Lorsque mon fils appelle l’ANPE, non pardon «Paul emploi », il se trouve lui aussi affronté à un QCM robotique auquel il manque toujours la bonne réponse et surtout une façon humaine de s’expliquer. Le plus étonnant : dans les agences de Monsieur Paul, à quelques mètres des employés un téléphone (gratuit, quelle aubaine) permet de jouer à ce même jeu déshumanisé sans que les multiples choix offerts ne prévoient une conversation brève avec un être humain, sympa ou pas. Jusqu’au jour où, pour le chômeur, s’annonce, toujours par une voix enregistrée, la perspective de perdre de maigres indemnités : il n’a qu’à savoir causer avec les robots !
Toujours à l’étranger, France Télécom (prononcez orange) m’informe que mon mobile va être mis en « restriction d’appel » avant d’autres sanctions plus lourdes parce que l’ordinateur qui me passe un coup de fil n’a pas encore enregistré mon chèque également parti depuis longtemps à l’intention d’une mystérieuse adresse à Limoges ou à Lille, je ne sais plus trop. Faute d’expliquer, je fais un autre numéro ou après une longue attente suivant une série de choix multiples multipliés à l’infini, une autre voix me guide pour un règlement par carte de crédit. Ce qui, au passage permettra à France Télécom d’encaisser et mon chèque et mon règlement informatique. Encore de l’étranger, avec un numéro spécial, il existe la même variante aussi passionnante que coûteuse lorsque l’on veut résoudre un problème de mot de passe d’Internet dont le serveur ne veut plus.
En délicatesse (de livraison) avec une entreprise de vente par correspondance (bien fait pour moi, je n’ai qu’à acheter dans une boutique, on ne m’y reprendra plus) me propose également une litanie fascinante d’hypothèses dans laquelle je ne me retrouve pas. D’autant plus que le robot ne réagit qu’à des mots clés et finit par me dire « nous n’avons pas compris votre demande ». Je recommence en tentant d’imiter la voix du robot qui ne me comprend pas, mais c’est peine perdue et il finit par raccrocher. Preuve qu’un robot doit pouvoir lui aussi se lasser. La même expérience peut être faite encore avec la SNCF dont le serveur vocal se vante de reconnaître la moindre destination ferroviaire de France, ce qui donne lieu à de savoureuses et fantaisistes informations.

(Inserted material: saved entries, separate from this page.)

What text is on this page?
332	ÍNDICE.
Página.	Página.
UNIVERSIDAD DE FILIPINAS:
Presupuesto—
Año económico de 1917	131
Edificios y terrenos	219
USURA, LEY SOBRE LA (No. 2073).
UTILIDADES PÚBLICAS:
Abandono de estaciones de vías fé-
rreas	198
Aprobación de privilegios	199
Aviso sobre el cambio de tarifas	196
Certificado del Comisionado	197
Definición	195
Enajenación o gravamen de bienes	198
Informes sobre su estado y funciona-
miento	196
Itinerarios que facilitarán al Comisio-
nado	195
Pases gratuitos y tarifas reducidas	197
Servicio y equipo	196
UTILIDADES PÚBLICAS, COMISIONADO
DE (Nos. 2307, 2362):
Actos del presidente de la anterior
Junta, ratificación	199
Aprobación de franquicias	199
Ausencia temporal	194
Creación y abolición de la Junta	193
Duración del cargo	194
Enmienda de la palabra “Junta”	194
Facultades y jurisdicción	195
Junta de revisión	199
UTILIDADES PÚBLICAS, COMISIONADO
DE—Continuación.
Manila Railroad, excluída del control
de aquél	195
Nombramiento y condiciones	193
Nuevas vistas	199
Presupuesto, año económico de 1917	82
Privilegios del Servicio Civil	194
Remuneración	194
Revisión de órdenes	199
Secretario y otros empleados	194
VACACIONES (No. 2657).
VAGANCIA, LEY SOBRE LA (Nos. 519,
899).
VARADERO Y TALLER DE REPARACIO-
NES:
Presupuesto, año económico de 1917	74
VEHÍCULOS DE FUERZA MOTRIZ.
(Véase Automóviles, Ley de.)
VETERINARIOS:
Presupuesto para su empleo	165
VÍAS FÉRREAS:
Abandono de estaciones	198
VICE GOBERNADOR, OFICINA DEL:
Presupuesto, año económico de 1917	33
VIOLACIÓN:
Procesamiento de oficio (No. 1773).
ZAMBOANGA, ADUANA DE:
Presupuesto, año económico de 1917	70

Après un vol de chéquier dans le circuit postal, j’ai du faire face à une petite avalanche de factures de téléphones portables achetés avec les chèques volés. Je ne les ai évidemment pas payé, le vol ayant été déclaré puis copie de la plainte envoyée aux opérateurs. Pourtant, la dette a continué de courir et à grossir jusqu’à une société de recouvrement lyonnaise à laquelle j’ai répondu en expliquant la situation. Peine perdue les menaces de saisie de ma maison, de ma voiture ou de mes comptes bancaires ont continué : j’ai répondu naïvement à nouveau et à plusieurs reprises jusqu’au moment où je me suis rendu compte qu’à chacune de mes lettres, c’était un ordinateur qui « éditait » automatiquement les réponses, évidemment sans les lire, encore handicapé par sa condition d’ordinateur. J’ai donc interrompu ce dialogue de sourd avec la machine. Même dialogue épistolaire surréaliste avec la Lyonnaise de Eaux qui s’obstine à me réclamer une dette imaginaire : j’écris, l’explique et en retour je reçois un courrier issu d’un ordinateur qui bégaie interminablement les mêmes réponses stéréotypées.
La même fascinante expérience de dialogues de sourds peut être expérimentée avec la plupart des serveurs vocaux des petites et grandes entreprises et des services supposés publics qui ont décidé de remplacer les salariés par des machines ; lesquelles ne réclament jamais d’augmentation de salaires et se mettent très rarement en grève. Parfois, variante passionnante, je suis interpellé par des messages écrits auxquels il est impossible de répondre Il en est même qui me demandent mon numéro de téléphone...pour me rappeler ensuite par le biais d’un autre serveur vocal. Il ne s’agit pas de dialogue mais de sommation à obtempérer sans discussion. Il y a même des messages qui fournissent gentiment un numéro de téléphone pour rappeler, numéro qui se révèle être branché...sur des serveurs vocaux. Boucle bouclée, la Société devient autiste et sourde et tout le monde (ou presque) est content d’avoir l’impression de payer moins cher.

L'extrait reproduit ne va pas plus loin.